Comme le disait Primo Levi : "ceux qui sont dangereux, ce sont les hommes ordinaires, les fonctionnaires, prêts à croire et à obéir sans discuter."

Cette "banalité du mal", l'auteur a su la faire passer à travers un style épuré, d'une simplicité telle, que les 236 pages de son roman se lisent d'une traite avec aisance.
Mais l'épure et le banal ont cette qualité presque inattendue, surprenante, insoupçonnée, qu'ils sont à "double tranchant"; ces mots simples portent en leur sein tout le poids du tragique, toute l'horreur du crime, toute l'injustice de la faute inexpiée... parce que inexpiable ?

J'ai pas mal de lectures à mon actif sur le génocide rwandais de 1994. Les dernières étant – Notre-Dame du Nil – de Scholastique Mukasonga et – Petit Pays - de Gaël Faye.
J'avoue qu'il faut un très bon bouquin pour ne pas me donner l'impression du "déjà lu"...
- Magnifique – a réussi par son apparente simplicité, sa force contenue, ses cris rentrés à m'offrir ce type de lecture revisitée, renouvelée...

Magnifique est une jeune fille tutsie d'une grande beauté, une petite villageoise de dix-sept ans, qui vit dans un petit village rwandais où cohabitent, sous tension(s), Hutus et Tutsis.
Magnifique est la fille d'un couple dont le père est un agriculteur modeste ; la mère tricote.
"Elle tricotait des pulls, des jupes, des napperons, dont nous n'avions nul besoin. Quand la laine se mit à manquer, elle continua à tricoter. Elle restait le plus souvent dans la maison, entrechoquant ses aiguilles sans fil."
Leur vie est rythmée par le travail du père, l'école où se rend Magnifique, les brimades que les Hutus réservent aux "cancrelats" que sont pour eux les Tutsis et l'écoute de la Radio Mille Collines.
Le 6 avril 1994, après le crash de l'avion du Président rwandais, le massacre commence.
Magnifique va être l'unique rescapée tutsie de son village.
Recueillie par une organisation humanitaire, elle va s'éprendre de Jérôme, un jeune homme suisse qui est tombé sous le charme de Magnifique et qui la veille jour et nuit durant ses longues semaines d'hospitalisation.
Jérôme est Suisse.
Follement amoureux de Magnifique, il va l'épouser.
Ils vivront à Genève dans une belle maison, auront des enfants... mais la jeune fille tutsie portera toujours en elle l'indicible...
Au cours d'une visite médicale, elle apprend qu'elle est atteinte d'une tumeur et doit être opérée.
Sentant sa fin possible, Magnifique décide de coucher sur le papier tout ce qu'elle a vécu et dont elle n'a jamais parlé.
Le cahier devra être remis à Jérôme si l'intervention se passe mal...

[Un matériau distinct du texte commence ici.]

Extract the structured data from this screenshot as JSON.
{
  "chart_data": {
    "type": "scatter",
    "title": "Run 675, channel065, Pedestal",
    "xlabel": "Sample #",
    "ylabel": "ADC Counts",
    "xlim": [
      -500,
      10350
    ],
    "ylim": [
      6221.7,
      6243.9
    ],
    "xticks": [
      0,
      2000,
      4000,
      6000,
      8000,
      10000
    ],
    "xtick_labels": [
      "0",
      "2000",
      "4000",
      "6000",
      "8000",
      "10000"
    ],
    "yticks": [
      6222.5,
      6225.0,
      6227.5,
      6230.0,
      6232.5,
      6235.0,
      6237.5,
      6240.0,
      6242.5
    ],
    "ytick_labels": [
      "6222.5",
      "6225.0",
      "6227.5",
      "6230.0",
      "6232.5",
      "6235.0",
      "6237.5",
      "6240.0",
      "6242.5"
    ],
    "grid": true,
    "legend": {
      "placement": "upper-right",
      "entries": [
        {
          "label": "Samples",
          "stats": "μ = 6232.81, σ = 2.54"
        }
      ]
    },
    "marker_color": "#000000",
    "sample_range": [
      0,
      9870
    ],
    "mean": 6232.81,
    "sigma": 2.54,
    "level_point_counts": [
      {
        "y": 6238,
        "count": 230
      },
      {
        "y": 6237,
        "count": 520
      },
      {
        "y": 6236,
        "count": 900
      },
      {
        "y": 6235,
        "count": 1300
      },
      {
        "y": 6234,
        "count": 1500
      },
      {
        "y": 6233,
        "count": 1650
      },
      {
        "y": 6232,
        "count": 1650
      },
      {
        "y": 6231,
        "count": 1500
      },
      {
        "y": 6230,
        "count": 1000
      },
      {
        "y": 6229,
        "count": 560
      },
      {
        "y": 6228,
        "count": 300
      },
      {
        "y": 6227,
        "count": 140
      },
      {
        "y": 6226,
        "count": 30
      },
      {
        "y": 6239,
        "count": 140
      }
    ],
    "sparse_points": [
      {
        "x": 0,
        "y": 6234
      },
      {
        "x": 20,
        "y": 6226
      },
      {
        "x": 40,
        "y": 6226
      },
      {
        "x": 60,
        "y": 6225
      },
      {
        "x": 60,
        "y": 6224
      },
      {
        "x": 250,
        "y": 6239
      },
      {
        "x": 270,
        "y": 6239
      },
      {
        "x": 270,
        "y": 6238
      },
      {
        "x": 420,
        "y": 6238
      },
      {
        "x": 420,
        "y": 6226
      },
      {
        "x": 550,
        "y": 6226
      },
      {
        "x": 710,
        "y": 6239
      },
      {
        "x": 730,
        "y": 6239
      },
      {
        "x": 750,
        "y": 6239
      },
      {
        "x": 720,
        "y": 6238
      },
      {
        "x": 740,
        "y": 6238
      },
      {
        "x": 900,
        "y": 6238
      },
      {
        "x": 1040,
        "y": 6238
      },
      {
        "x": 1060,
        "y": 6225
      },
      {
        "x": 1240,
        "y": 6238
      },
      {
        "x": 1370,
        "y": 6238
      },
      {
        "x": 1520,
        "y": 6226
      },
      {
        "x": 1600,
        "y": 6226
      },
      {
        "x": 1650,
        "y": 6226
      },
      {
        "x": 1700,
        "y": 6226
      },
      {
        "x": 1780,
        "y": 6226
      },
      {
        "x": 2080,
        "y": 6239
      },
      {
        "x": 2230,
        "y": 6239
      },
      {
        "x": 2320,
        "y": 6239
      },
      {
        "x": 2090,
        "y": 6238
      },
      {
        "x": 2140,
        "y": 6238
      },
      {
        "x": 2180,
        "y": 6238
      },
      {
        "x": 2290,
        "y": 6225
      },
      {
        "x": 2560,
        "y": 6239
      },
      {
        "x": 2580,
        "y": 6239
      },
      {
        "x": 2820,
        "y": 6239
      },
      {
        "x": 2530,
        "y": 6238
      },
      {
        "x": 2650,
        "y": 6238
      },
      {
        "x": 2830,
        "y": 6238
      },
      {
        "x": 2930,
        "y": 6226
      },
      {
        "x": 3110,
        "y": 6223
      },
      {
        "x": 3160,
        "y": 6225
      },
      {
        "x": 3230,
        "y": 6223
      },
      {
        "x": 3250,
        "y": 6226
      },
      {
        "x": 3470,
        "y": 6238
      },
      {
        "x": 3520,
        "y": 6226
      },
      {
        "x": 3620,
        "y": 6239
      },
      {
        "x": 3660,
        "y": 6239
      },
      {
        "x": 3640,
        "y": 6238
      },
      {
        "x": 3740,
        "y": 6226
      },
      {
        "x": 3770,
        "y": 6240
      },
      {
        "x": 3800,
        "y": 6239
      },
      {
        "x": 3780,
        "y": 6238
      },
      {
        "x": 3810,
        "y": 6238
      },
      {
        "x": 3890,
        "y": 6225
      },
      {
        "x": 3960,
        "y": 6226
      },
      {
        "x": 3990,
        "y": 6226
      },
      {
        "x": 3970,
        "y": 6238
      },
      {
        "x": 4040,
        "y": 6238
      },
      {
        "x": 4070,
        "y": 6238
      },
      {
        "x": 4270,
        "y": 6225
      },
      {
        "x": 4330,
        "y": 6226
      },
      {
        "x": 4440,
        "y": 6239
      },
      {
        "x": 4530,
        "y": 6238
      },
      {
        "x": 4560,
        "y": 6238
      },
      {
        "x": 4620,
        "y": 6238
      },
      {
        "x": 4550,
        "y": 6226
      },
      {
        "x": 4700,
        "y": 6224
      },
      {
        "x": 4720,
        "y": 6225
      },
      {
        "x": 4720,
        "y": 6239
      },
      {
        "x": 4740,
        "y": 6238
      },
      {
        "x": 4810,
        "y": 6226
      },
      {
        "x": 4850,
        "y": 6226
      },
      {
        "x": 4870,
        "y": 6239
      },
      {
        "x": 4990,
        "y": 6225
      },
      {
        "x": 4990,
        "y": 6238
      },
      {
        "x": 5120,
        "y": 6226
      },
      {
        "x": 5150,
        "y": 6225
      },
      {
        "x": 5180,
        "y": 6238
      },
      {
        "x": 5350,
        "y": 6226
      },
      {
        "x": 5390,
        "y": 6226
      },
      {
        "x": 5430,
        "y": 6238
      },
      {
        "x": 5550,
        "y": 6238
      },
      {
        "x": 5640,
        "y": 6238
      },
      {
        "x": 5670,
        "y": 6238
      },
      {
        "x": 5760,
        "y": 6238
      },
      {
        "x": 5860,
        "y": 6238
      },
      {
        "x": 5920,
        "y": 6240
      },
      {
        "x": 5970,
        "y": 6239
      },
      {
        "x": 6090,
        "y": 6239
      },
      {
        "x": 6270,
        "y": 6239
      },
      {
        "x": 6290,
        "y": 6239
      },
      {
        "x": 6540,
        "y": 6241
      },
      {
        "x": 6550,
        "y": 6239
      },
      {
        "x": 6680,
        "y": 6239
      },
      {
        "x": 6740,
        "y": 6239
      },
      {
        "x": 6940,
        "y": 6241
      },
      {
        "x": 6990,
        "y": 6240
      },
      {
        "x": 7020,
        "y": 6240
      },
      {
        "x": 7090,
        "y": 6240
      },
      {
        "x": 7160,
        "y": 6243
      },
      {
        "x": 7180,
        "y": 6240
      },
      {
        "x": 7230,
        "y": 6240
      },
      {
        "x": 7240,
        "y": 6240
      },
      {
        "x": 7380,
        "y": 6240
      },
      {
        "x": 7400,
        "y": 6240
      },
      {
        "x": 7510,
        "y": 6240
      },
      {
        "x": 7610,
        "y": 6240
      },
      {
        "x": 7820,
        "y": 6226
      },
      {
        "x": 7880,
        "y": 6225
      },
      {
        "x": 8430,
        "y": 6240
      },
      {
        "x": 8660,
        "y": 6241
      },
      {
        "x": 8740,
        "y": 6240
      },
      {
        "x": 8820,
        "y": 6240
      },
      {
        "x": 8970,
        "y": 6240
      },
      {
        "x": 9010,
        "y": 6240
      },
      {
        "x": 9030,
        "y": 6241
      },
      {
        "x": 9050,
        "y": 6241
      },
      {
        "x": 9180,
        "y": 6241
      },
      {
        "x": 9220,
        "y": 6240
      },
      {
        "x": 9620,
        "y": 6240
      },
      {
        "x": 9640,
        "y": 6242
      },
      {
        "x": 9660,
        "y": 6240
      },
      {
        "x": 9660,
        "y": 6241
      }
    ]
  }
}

À travers le drame intime de Magnifique, l'auteur réussit le tour de force de faire revivre celui du génocide et, ce passage m'a bluffé, au prétexte d'une émission télé à laquelle Magnifique est invitée en qualité de témoin face à un contradicteur érudit, le génocide en question est abordé, "analysé" sous différents angles qui sont rarement ou peu évoqués dans des romans de ce genre. Beaucoup de questions sont alors posées dont L Histoire donnera un jour peut-être les bonnes réponses... Un passage très "déstabilisant" mais subtilement insidieux de l'ouvrage.

Je ne veux pas en dire davantage.
Lisez ce livre, dont la lecture est à la fois plaisante, touchante, interpellante et offre matière à réflexion.

Je tiens à adresser un grand merci à Babelio et aux éditions Télémaque pour cette excellente découverte.